Because, after all, what we all want more than anything is for the Boy King to feel "elated."

Wait until the "election year" scrutiny is off of Bush and it's just "business as usual." Wait until the "National Sales Tax," when you walk into the supermarket and your $100 of groceries costs you $160, because by that point EVERYTHING YOU BUY will cost 160% of the sticker price. So you'll start moving items off the belt and asking the clerk to put them back on the shelf.

Wait until Bush pisses off the wrong psycho. If we learned ANYTHING from the Bin Laden "October Surprise" video, it's that this is all some big radical Islamist JOKE to him, a game of cat-and-mouse, and he is the cat with his paw on the tail of the mouse. We all know how those games end, right? The cat tires of the game and eats the frigging mouse.

That's the ONLY reason we haven't been hit again since 9/11. Bush hasn't "protected" DICK. Bin Laden is ENJOYING himself...he wants to make this game LAST...and IF this happens, he will have four more years to play it.

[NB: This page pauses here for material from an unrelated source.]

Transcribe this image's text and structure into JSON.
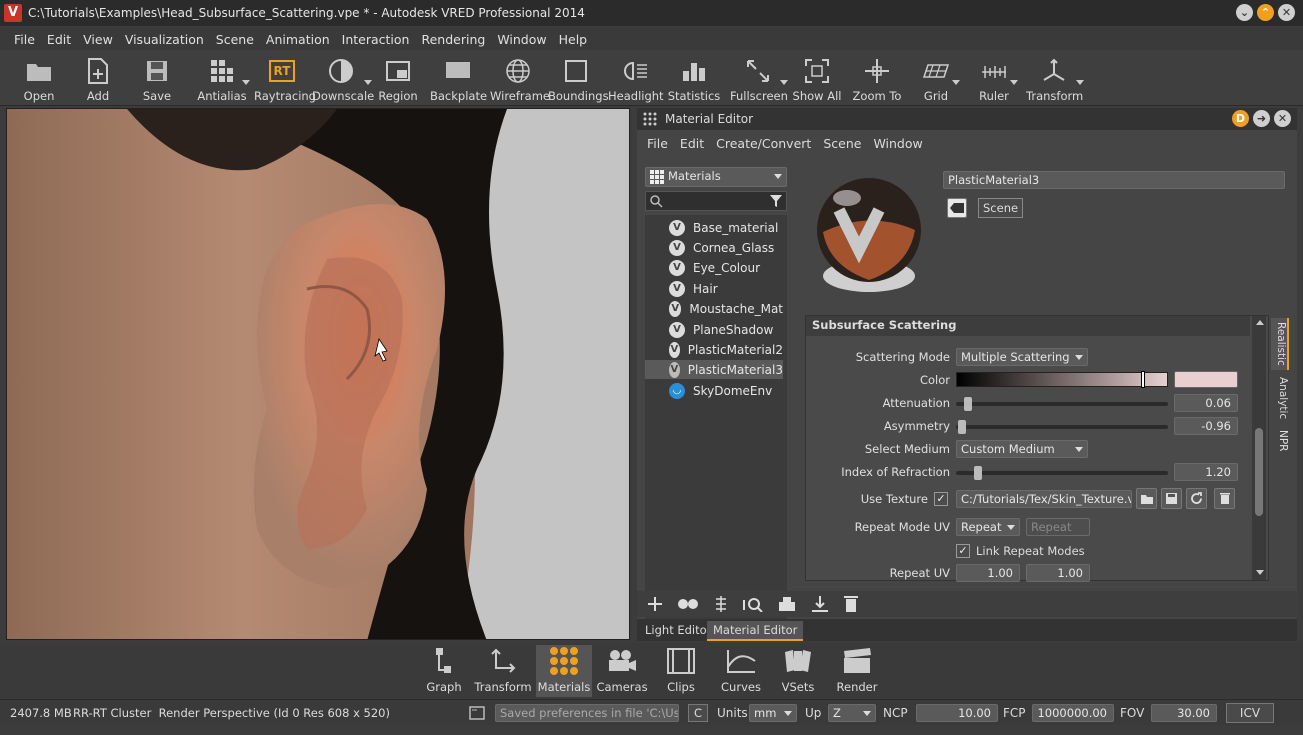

The worst part of all (and I posted this in a separate thread, so I won't repeat too much of it here) is all of this "let us work together as one to begin the healing process" CRAP that has been coming out since last night (Jon Bon Jovi was one of the people spouting this nonsense, according to CNN. They quoted him as saying it but didn't show a clip). Bush has an agenda. You GO with the agenda or you get kicked to the curb. That's the "process."

It will be interesting to see...IF Kerry concedes, IF this atrocity makes it into the home stretch...how a tired, angry, bitter, divided, uncertain, frightened nation will react to news footage of Bush smirking his way through his second inauguration.

I said this last night, I will say it again: SMIRKING? Folks, you haven't SEEN smirking. If this happens, Bush can sit behind the desk in the Oval Office for four more years and play with Saddam's gun, daydreaming of the next country that will feel the sting of his lash.